I just finished reading Reinhold Niebuhr’s Moral Man & Immoral Society, a work that greatly influenced President Obama’s formulation of the role of his faith in his foreign policy. This book contains much of Niebuhr’s thought about pacifism, nonviolence, conflict and violence. Here are my initial responses to his arguments:
- Niebuhr’s critique, along with many others’, rests on a strange distinction between individual and social morality. Many of the moral teachings in the New Testament deal with interactions between two or more people. There’s an implicit complaint in this sort of reasoning – that Jesus didn’t offer guidance for those in positions of executive or military power. This complaint proceeds from a bad assumption – that Jesus wanted his followers to seek or retain executive or military power. The record seems to indicate that early Christians certainly did not believe this. Niebuhr seems to think that when individuals are de-individuated into opposing social groups in conflict, Jesus’ teachings are not applicable to the interactions between the individual components of those social groups, or, rather, that we must incur the guilt of violating Jesus’ commands in these situations to be “responsible” and rely on God’s grace.
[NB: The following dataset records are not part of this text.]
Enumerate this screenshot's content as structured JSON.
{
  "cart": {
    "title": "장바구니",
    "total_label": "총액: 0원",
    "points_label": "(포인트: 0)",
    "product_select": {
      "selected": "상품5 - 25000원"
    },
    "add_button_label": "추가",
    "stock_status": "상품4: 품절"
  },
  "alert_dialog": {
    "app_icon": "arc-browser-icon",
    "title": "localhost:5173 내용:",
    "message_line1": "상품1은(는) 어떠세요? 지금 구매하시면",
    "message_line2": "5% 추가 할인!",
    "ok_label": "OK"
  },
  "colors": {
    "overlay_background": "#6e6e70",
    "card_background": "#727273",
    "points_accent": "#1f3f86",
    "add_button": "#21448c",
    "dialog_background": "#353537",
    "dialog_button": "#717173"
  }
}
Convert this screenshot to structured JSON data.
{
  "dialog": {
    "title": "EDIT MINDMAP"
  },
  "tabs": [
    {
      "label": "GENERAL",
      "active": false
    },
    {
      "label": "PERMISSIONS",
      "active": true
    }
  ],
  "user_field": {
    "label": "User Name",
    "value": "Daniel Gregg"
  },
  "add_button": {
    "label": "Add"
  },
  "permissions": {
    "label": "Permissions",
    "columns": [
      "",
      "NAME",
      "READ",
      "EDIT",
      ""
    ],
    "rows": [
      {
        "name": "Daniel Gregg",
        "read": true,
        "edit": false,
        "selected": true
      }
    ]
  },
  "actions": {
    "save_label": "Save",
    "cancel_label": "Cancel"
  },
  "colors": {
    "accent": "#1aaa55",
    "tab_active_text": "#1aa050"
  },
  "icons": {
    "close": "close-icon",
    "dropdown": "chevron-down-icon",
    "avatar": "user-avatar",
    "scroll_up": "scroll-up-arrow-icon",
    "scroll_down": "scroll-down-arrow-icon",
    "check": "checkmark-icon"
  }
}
Aside from the absurdity of asserting that a good Christian will violate Jesus’ commands to serve a value Jesus never much elevated in his teachings, here’s my response to this: it is the job of the Christian in situations of conflict, especially among opposing social/political groups, to remind themselves and others that they are individuals to whom the commands of Christ apply, and that the claims of Christ on us must take priority over claims of a state or other social or political group. It is the duty of the Christian to break violent unanimity.
- Niebuhr’s critique is premised on Jesus having called for nonresistance versus nonviolent resistance. If this is not true, Niebuhr’s criticism loses much of its energy. Walter Wink’s exegesis of the Sermon on the Mount, to name just one example, almost completely demolishes this assumption.
- Related to #2, Niebuhr often conflates violence, injustice and coercion.
- Related to #3, he proceeds from an untrue (and certainly unproven) assumption that violence is not viewed as inherently unethical in the teachings of Christ.
- He endorses class loyalty as a corrective to nationalism and imbues the proletarians with a redemptive mission to modern society, but it is not clear why he does not imbue the church with a similar mission. (p. 229) He asserts the irrationality of choosing national loyalty over class loyalty because such a choice “makes for a premature internal peace and for unnecessary war.” But, to capitulate to the demands of violent nationalism is also to prefer international conflict to the struggle against the spirit of domination itself.
- Niebuhr is involved in an intramural conflict with liberal pacifist theologians of his day, but his controversy with them leads him to improperly critique all proponents of nonviolence based on the social strata of origin for his immediate opponents’ views. He seems to critique pacifism as a phenomenon that arises from middle class naivete. This totally ignores the context for the injunctions against violence and military service within the early church, and it certainly ignores the social and class situation of the original followers of Christ, to say nothing of Christ himself. Niebuhr’s critique in Moral Man & Immoral Society is almost impossible to isolate from a critique of Enlightenment thinking in the 20th century Social Gospel.